I always remember the group sessions I went to, probably my third or fourth round of half-attended treatments; the group sessions I eventually elected to leave because my weight was just high enough for me to be able to do that. Getting better wasn’t at that point mandatory. These sessions were just as boring and uninventive as being shut in the house all day listening to my stomach eat itself. They seemed to have us pegged completely wrong, as if all we needed was a good dose of sense and we’d see ourselves right. They tried the scare tactics. They listed all of the professions we would struggle to be employed in with the spectre of a psychiatric illness blotting our copy books. Considering most of us could barely see a future for ourselves, or at least one beyond the next nominal morsel of food, the whole exercise seemed futile. They tried the coaxing, the ‘don’t be afraid of your body it’s actually a completely benign entity’ tack. A well-meaning psychiatrist drew a wildly off-scale diagram to illustrate how much of the human body is made up of lovely, asinine, non-damaging or neurosis-fueling water. Not fat, no not fat. You’re all aqua not lard, see? You got it wrong girls! None of it worked, or meant anything to any of us and anyway the chain smoking nurse who kept me in Marlborough Lights for the duration told me I looked nice and naturally really skinny anyway so it was probably all OK.
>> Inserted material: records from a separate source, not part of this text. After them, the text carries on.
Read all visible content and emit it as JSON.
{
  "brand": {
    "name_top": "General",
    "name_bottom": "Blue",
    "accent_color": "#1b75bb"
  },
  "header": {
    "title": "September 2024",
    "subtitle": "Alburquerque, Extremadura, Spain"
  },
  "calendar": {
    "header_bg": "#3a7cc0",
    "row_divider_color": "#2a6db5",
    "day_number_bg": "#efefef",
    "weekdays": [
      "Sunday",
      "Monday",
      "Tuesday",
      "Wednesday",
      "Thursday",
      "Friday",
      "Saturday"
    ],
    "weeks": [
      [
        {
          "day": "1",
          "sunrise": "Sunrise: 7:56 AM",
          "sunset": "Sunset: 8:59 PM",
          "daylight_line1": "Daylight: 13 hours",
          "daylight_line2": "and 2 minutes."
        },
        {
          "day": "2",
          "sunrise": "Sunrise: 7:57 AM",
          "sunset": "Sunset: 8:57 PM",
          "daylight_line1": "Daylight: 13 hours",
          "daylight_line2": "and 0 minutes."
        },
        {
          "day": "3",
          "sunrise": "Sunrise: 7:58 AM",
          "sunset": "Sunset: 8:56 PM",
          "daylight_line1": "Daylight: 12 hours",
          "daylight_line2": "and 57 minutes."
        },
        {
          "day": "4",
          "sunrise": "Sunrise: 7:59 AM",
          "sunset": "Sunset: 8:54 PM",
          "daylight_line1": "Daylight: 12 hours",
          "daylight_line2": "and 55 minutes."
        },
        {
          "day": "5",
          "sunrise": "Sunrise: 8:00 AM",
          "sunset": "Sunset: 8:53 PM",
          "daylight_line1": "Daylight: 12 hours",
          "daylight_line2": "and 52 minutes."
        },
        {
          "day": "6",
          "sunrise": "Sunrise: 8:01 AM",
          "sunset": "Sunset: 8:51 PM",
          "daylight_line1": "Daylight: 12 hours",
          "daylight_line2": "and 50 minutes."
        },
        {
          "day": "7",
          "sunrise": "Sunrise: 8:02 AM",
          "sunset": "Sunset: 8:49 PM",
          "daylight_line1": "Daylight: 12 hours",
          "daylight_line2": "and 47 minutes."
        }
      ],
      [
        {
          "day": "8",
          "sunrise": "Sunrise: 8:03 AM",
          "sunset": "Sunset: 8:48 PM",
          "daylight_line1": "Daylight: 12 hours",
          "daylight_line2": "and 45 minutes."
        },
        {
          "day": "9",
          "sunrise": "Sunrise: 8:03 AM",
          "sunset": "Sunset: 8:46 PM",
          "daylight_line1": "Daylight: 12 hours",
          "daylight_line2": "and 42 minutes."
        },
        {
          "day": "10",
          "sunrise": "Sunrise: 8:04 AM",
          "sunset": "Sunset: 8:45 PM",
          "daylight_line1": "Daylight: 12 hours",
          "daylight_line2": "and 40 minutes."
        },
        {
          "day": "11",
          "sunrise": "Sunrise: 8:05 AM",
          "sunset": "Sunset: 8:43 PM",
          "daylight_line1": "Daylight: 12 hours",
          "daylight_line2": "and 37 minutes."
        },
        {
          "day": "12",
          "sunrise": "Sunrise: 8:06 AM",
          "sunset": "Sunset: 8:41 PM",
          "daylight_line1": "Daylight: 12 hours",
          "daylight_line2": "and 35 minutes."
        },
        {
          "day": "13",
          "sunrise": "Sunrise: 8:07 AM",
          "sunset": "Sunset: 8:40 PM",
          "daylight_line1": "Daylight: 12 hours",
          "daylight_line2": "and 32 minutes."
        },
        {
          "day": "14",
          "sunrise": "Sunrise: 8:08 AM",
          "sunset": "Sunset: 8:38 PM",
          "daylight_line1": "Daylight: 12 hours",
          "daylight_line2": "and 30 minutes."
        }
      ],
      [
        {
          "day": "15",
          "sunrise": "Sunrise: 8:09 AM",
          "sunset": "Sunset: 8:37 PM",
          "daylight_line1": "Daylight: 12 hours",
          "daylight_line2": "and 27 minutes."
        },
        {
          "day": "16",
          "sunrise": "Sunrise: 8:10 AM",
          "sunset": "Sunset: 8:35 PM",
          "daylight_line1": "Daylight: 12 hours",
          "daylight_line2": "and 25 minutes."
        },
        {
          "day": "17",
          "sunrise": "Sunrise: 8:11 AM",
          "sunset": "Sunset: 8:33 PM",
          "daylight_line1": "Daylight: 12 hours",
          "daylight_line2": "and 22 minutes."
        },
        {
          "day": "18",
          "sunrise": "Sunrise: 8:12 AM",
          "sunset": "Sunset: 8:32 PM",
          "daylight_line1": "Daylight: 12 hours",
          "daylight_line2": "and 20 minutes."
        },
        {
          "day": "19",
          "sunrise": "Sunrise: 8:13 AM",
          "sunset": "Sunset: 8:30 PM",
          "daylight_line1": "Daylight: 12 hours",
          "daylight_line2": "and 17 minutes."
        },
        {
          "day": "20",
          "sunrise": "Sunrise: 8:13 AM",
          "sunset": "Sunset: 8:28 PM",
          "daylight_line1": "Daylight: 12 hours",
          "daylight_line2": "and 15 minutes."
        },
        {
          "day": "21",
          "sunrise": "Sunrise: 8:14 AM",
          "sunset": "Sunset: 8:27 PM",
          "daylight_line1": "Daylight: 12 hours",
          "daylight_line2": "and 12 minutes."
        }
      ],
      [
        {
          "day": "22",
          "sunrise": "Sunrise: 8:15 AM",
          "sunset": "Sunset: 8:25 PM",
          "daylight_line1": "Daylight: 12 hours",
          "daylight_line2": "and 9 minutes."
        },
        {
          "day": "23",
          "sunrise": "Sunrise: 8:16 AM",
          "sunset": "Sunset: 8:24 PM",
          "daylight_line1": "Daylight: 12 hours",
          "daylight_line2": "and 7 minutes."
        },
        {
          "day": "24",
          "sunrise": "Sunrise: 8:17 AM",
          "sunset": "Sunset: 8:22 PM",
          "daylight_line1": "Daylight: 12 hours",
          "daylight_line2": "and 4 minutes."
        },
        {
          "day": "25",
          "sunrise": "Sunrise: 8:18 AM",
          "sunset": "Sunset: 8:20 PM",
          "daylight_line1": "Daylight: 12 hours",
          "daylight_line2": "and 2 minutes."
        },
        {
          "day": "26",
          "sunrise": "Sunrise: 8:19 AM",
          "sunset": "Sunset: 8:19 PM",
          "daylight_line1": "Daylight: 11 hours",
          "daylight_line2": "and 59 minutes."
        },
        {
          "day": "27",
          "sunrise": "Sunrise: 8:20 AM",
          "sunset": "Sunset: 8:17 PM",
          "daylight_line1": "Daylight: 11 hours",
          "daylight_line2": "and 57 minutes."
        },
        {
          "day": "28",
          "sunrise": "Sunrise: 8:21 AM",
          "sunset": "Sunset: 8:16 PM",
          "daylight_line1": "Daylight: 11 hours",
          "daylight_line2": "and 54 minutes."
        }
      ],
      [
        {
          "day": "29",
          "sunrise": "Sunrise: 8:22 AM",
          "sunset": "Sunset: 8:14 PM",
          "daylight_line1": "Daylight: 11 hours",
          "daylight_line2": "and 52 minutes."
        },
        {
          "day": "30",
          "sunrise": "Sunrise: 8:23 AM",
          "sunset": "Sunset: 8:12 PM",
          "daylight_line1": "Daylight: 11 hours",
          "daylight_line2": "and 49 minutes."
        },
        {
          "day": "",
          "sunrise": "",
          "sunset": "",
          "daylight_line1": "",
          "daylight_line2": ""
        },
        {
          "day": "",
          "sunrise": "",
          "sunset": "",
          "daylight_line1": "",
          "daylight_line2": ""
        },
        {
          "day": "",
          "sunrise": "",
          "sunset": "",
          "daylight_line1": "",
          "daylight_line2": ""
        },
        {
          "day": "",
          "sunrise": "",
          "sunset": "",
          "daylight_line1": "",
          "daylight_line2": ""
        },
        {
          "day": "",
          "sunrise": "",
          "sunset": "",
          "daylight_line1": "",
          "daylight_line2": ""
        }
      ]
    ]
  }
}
I can’t honestly say why I chose to get better – and it was a choice – apart from the fact it somehow ceased to matter and I wanted a better life for myself. And probably in part because I learned to filter out the cultural noise and the, real or imagined, pressure to be less. It wasn’t because I stopped reading Glamour magazine or wistfully caressing the size four jeans in Topshop. It wasn’t because a therapist helped me with a surface to air transition of all the gnarled and knotted forgotten things. It wasn’t because of – or in spite of – a man, or because of culture or books (although of those there were many). As unexciting as it sounds it became singularly boring and I was tired of feeling choked and in pain all of the time.

Eating disorders are reaching epidemic proportions. Women will soon be photoshopped out of existence. Diets are ubiquitous. Visible signifiers of age are somehow a sign of weakness. There comes an acceptance that I will probably spend most of the rest of my life in the counterculture, drowning out the noise.